Циклоп жил в той части аббатства, которая была отведена для приезжих; он занимал такую же келью, как и монахи, но с помощью сувениров, привезенных из Северной Африки и из других стран, он превратил ее в довольно комфортабельную, оригинальную, выдержанную в крикливо восточном стиле комнату. Три арабские подушки и полосатое покрывало сделали из койки софу, белые ворсистые ковры с геометрическим рисунком скрывали каменный пол. Невысокий потолок был сплошь задрапирован кровавым с золотыми разводами шелком, образовывавшим подобие балдахина, что придавало келье сходство с будуаром ясновидящей. Стен почти не было видно из-за множества китайских рисунков и персидских миниатюр. Низкая лампа освещала книги, разбросанные на рабочем столе; другая была направлена вверх, на потолок, где в ее лучах искрились золотые нити драпировки. Однако наиболее странное впечатление производил сам хозяин, который дома переодевался в китайский халат нежно-голубого цвета с серебристыми узорами.
Грюидель любезно поспешил освободить место на диване и усадил на него Бруно; приподняв покрывало, он засунул руку под изголовье, извлек оттуда пузатую оплетенную бутылку с кьянти и налил Бруно большой бокал вина.
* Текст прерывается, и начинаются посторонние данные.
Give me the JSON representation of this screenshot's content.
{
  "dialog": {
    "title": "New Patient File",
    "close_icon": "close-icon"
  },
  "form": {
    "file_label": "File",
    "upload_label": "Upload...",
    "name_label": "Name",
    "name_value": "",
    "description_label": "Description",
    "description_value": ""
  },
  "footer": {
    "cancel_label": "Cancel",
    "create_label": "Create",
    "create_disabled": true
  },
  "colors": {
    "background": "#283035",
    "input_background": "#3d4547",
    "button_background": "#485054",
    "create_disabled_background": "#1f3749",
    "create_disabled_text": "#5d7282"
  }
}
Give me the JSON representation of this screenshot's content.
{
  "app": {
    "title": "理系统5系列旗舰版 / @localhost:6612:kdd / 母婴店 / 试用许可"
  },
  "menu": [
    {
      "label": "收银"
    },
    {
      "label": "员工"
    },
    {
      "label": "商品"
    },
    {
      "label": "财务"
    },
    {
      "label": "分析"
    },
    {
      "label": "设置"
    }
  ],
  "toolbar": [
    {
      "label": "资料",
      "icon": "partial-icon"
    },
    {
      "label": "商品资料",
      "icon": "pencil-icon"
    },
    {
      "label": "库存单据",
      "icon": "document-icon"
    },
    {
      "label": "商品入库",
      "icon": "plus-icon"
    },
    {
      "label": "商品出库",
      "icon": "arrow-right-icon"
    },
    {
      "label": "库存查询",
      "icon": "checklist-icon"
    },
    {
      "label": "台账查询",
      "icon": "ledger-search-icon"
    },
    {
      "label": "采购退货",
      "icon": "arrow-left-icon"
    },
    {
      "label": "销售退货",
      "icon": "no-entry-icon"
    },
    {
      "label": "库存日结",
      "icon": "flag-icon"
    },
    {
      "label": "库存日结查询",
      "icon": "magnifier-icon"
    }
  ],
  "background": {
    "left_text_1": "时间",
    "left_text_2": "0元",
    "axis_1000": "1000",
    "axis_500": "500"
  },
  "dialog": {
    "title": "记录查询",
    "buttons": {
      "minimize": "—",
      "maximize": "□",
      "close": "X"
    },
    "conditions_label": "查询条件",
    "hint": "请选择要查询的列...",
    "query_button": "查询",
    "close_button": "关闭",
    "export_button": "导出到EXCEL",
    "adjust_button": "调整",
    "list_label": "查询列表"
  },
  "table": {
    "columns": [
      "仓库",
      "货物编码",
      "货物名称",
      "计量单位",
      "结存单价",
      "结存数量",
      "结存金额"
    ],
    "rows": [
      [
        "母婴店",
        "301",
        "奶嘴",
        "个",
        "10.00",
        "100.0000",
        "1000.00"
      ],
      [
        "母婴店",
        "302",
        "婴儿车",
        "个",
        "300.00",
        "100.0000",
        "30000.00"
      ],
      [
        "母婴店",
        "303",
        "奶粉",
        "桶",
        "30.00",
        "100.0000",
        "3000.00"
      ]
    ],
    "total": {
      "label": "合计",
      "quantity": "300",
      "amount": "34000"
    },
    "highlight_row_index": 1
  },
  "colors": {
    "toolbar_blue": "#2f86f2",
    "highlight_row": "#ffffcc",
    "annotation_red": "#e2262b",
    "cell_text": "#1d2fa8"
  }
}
Немного смущенный тем, что он видел два часа тому назад, Бруно не знал, о чем говорить. Казалось, это сильно забавляло Грюнделя, и он с благожелательной улыбкой выжидающе смотрел на Бруно.
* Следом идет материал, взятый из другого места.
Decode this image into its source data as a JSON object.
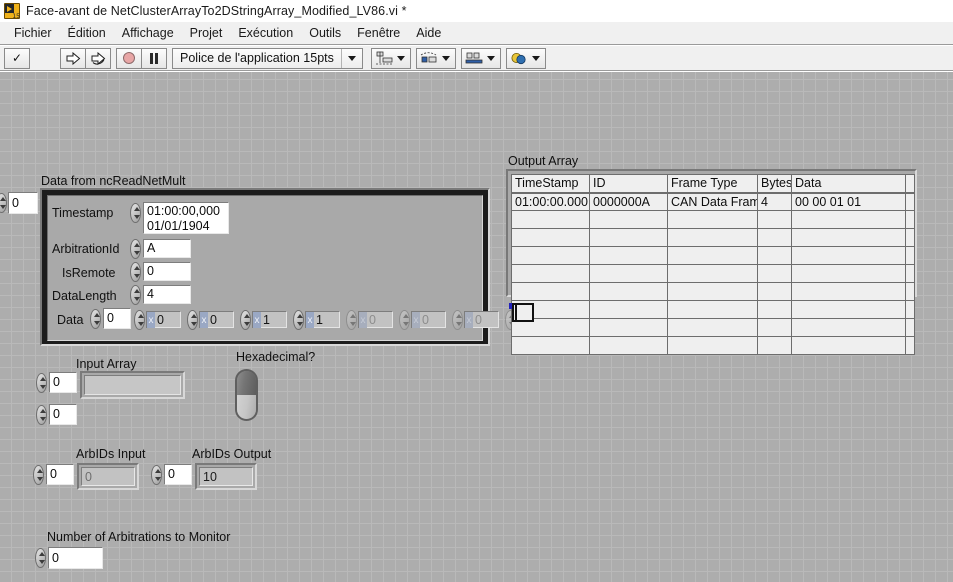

— За любовные утехи! — сказал он, чокаясь с юношей, — Ну, мой мальчик, так что же ты думаешь о своем недавнем открытии? Считаешь меня отвратительным, разнузданным старцем? Нет, дружок, я всего-навсего нормальный человек, который время от времени воздает должное Венере. В твоем возрасте не вредно знать, что это в какой-то степени диктуется гигиеной. Я знаю, это не совсем то, чему вас здесь учат, но наши славные монахи в подобных вещах проявляют очаровательную наивность. Для них половой инстинкт то же самое, что предрасположенность к воровству, к преступлениям. — Он сделал большой глоток вина и прищелкнул языком. — А ты, Бруно, еще ни разу не спал с женщиной?
— Нет, — ответил Бруно, у которого дух перехватило от столь циничного вопроса, — ни разу. Я… я думал, что это заметно. По крайней мере так утверждает отец Грасьен. Овладев собой, он заговорил более непринужденным Тоном: — А вы считаете, что это необходимо?
— Почти, — ответил Грюндель.
Он снова отхлебнул вина и на минуту задумался со стаканом в руке. Зрелище он являл собою не из приятных — потрепанное лицо, нелепое китайское одеяние, и тем не менее что-то в нем привлекало Бруно. Из всех преподавателей коллежа он был единственным «живым» существом, единственным, кому пришлось вступить в схватку с жизнью и познакомиться с нею не по книгам и не в исповедальне.
— Впрочем, это правило применимо отнюдь не ко всем. Для таких, например, как наш «доблестный Шарль», который в семнадцать лет все еще не проснулся и не стал мужчиной, эта проблема не существует. Но для тебя наступило время над ней призадуматься. — Единственный глаз Грюнделя лукаво сверкнул. — Признайся, мой мальчик, это тебя очень мучает?